Last weekend, a few friends and I got to talking politics over dinner (as one does) and the topic of wealth taxes and corporate taxes came up.
How unfair, one of my friends said, is it that wealth inequality continues to grow while so many Americans live below the poverty line? We need to redistribute the wealth accumulated by the very rich and very powerful to offer a basic standard of living to everybody we can.
In Los Angeles, It’s hard to disagree with that position without seeming like a horrible miser. But disagree I did, suggesting that if we make the country less friendly to the rich and powerful, they will leave. And there will be nothing left to tax.
How do we know they will leave? They already do it where they can. Here’s a chart of “who evades taxes” which clearly shows the rich evade a much higher percentage of the taxes they owe.
With a goal of improving the overall wellbeing of people in America, what do you do when faced with these data?
You can try and plug the holes—increase surveillance, enforce harsher punishments, enact more restrictive laws
You can accept that the holes will never fill and search for solutions in an environment where governments lose their ability to tax their constituents
Gabriel Zucman, a professor of economics at Cal wants to plug the holes. He believes that wealth inequality threatens our political process and advocates for more “just” taxation—which in practice means better data on who owns what and using that to minimize tax avoidance:
There is this view that you can’t tax rich people, high earners, or very wealthy individuals, or they would hide assets or, again, move to low-tax places. What I want to do in my research is to try to explain how important these phenomena are, to quantify these things, to understand why we’ve let these phenomena of tax avoidance and tax evasion prosper, what are the policies and the policy failures that are responsible for this.
He’s seeing tax avoidance driving further wealth inequality which has political consequences:
It’s [wealth] the power to control the state for your own benefit. You see this very clearly in the United States, where inequality has increased enormously. And at the very same time as inequality arose, tax progressivity declined. Basically, the rich cut their tax rate.
Zucman thinks it’s unjust that wealthy individuals and corporations can hide their wealth or simply move to other geographies to avoid tax. Among his proposals are:
Making Swiss banks disclose the holdings of their customers to relevant authorities (this already is happening)
Taxing corporations based on where they are making sales rather than where they are artificially locating their businesses (e.g. Bermuda, Ireland)
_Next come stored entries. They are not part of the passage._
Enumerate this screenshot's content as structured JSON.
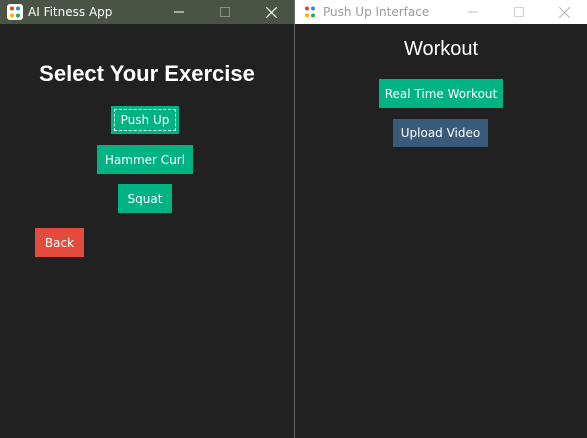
{
  "left_window": {
    "title": "AI Fitness App",
    "heading": "Select Your Exercise",
    "buttons": {
      "push_up": "Push Up",
      "hammer_curl": "Hammer Curl",
      "squat": "Squat",
      "back": "Back"
    }
  },
  "right_window": {
    "title": "Push Up Interface",
    "heading": "Workout",
    "buttons": {
      "real_time": "Real Time Workout",
      "upload": "Upload Video"
    }
  },
  "icons": {
    "app": "app-icon",
    "minimize": "minimize-icon",
    "maximize": "maximize-icon",
    "close": "close-icon"
  },
  "colors": {
    "background": "#212121",
    "green_button": "#00b383",
    "red_button": "#e34b3c",
    "blue_button": "#3a5a7c"
  }
}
His asks are reasonable enough—just close the egregious loopholes. To close those loopholes, he needs two things:
Complete disclosure of property ownership by citizens
Political capital to enact laws that minimize tax avoidance
I think he and other “plug the hole” supporters will find that (1) complete disclosure of property ownership by citizens is difficult and continues to get more difficult every day (and of course they know this which is perhaps the cause of their sense of urgency). As evidenced by the chart above, there are clearly already resources available to the rich and powerful to obfuscate their property. Adoption of non-sovereign digital moneys like bitcoin offer more ways to obfuscate—and potentially offer ways available to more people (not just the rich). In the end, I expect these efforts to plug the hole will be futile. Perhaps it will work over a short time frame but that success will catalyze a shift in mindset from acquire to defend.
Phil Bonello’s recent post on the Sovereign Individual contextualizes this shift well. In short, globalization, digital moneys, and encryption reduce the returns on violence because more people have powerful tools to defend themselves. For example:
Globalization: if you are looking to start a company, information availability helps you find the jurisdictions that will be most favorable
Digital money: if your nation’s financial system doesn’t suit you or your government wants to censor or seize your assets, you can opt into a non-sovereign digital money
Encryption: to avoid surveillance, you can encrypt your personal information to protect yourself from groups that would otherwise exploit your data for their gain
My hypothesis is that acquisition mindset is the default for most people and it takes a catalyst or some sort of environmental change to jolt people into a defense mindset. The obvious one given the topic of this post is tax. The status quo is to continue to acquire but once your jurisdiction suddenly enacts policies that threaten to seize your assets, you’ll allocate at least some of your time to defense. If a global shift towards surveillance, property seizure, and unsound governance of state moneys swells, maybe a mass shift from acquire to defend occurs.
I’m reminded of what I hear from my contacts in China. The everyday people are happy as long as things are stable and growing. They know they are surveilled, they know they do not enjoy the freedoms of a democratic country, but they are okay with it as long as they can stay in acquisition mindset. Today, only the very rich facing capital controls and potential capital seizure are in defense mindset.
The path towards plugging the holes will catalyze a mainstream shift from acquisition to defense mindset. From the perspective of governments and maybe the every day people, this could lead to short term pleasure (in that indeed wealth could be redistributed in a way that benefits more people). But this path accelerates the adoption of defense mindset, which will cause long term pain for states.
Still unsolved is the issue of how do we help the impoverished. If redistribution of wealth isn’t the way, what is? If some redistribution is required, how would we achieve that? I’m not sure here and would love suggestions from readers on what they think will help the most.